Fui descobrindo Cida aos poucos. A primeira descoberta fiz olhando direto para seus olhos sempre vermelhos ao fim das visitas. Lembro de pensar que ela não se adaptaria à realidade da fila (e quem se adapta?). E foram os olhos vermelhos que me mostraram Cida. Sempre muito elegante, cabelos impecavelmente alisados com chapinha, roupas coordenadas, sandálias altas de plataforma e algum brilho que não chega a ofuscar. A última descoberta que fiz sobre Cida foram suas unhas inacreditavelmente grandes, bem cuidadas e decoradas. Cida pinta as unhas como se fossem telas. Nela desenha pássaros, flores e borboletas coloridas. Cida tem um jardim nas pontas dos dedos.
Uns trinta e poucos anos. Quinzenalmente viaja quase trezentos quilômetros para ver seu homem na cadeia. Tenta desesperadamente a transferência dele para um presídio próximo, mas não há vagas por lá. Ela fala da esperança de conseguir a vaga. Pergunto se tem filhos. Não tem. Não teve tempo. Conheceu-o numa festa dois meses antes dele ser preso. Estavam apaixonados. Era o homem da vida dela. E a prisão veio nesse momento de descoberta. A família dele é de Minas. Ele não tem ninguém por aqui e ela não podia deixar -lo abandonado. Fez em cartório um documento de união estável para poder visitá-lo, viaja quilômetros, se enfeita, gasta todo o parco rendimento do trabalho no salão de beleza com advogado e passagens.

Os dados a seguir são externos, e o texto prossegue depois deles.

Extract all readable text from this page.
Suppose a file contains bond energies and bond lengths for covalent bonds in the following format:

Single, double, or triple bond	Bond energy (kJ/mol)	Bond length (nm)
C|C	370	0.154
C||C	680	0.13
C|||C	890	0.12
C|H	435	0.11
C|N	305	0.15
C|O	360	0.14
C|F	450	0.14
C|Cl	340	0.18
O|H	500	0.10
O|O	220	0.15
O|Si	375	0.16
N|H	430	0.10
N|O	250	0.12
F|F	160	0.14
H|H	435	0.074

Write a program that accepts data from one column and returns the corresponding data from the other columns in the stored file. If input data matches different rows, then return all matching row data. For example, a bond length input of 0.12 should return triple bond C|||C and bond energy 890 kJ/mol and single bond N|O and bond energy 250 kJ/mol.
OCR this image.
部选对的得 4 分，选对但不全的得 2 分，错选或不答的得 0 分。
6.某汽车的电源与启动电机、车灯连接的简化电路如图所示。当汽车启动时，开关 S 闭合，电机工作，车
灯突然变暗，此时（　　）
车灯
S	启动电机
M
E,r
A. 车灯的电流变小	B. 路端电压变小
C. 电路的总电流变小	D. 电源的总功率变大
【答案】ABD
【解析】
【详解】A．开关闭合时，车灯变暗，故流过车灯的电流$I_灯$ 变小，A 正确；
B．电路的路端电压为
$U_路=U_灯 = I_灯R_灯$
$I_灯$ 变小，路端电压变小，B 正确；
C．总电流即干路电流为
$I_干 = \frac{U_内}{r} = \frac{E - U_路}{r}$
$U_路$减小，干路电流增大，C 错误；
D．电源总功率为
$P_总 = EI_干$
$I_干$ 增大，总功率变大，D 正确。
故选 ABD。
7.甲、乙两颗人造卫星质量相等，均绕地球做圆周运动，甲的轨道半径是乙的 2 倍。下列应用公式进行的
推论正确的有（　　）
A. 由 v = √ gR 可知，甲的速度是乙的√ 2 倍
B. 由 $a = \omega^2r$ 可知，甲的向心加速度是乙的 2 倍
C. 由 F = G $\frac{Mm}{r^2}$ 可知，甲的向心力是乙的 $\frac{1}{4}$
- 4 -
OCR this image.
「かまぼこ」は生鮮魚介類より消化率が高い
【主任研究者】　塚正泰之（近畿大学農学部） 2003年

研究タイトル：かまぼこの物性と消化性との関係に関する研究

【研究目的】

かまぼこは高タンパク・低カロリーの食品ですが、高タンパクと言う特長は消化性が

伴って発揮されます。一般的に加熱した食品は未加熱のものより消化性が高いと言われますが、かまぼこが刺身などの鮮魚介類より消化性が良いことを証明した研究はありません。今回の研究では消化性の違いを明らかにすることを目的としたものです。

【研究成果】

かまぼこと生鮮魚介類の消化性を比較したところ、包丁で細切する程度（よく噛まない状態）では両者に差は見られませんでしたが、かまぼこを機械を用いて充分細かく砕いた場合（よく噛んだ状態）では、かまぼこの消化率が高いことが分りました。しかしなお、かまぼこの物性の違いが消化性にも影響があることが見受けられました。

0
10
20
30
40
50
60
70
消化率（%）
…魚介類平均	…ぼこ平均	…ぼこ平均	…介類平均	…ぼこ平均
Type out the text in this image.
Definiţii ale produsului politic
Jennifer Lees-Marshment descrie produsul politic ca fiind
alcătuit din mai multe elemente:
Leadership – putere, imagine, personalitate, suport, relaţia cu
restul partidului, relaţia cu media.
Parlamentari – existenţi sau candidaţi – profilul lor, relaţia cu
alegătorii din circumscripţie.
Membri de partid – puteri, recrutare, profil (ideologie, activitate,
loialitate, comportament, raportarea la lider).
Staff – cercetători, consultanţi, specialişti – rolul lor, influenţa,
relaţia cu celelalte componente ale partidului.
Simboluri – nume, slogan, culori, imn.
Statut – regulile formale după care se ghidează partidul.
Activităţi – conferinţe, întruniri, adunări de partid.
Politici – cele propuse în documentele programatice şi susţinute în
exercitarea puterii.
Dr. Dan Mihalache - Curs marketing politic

Pergunto como ela pode ter certeza de que esse amor tão novo vale tanto sacrifício e ela me responde, me olhando com seus olhos vermelhos de choro, que não tem. Em sua resposta sinto um peso de destino, um pouco de entrega e muito de esperança. Não sei em qual proporção a mistura destino, entrega e esperança age sobre Cida. Digo que ele é um cara de sorte. Ela sorri e reticencia o sorriso com os ombros. E segue na fila.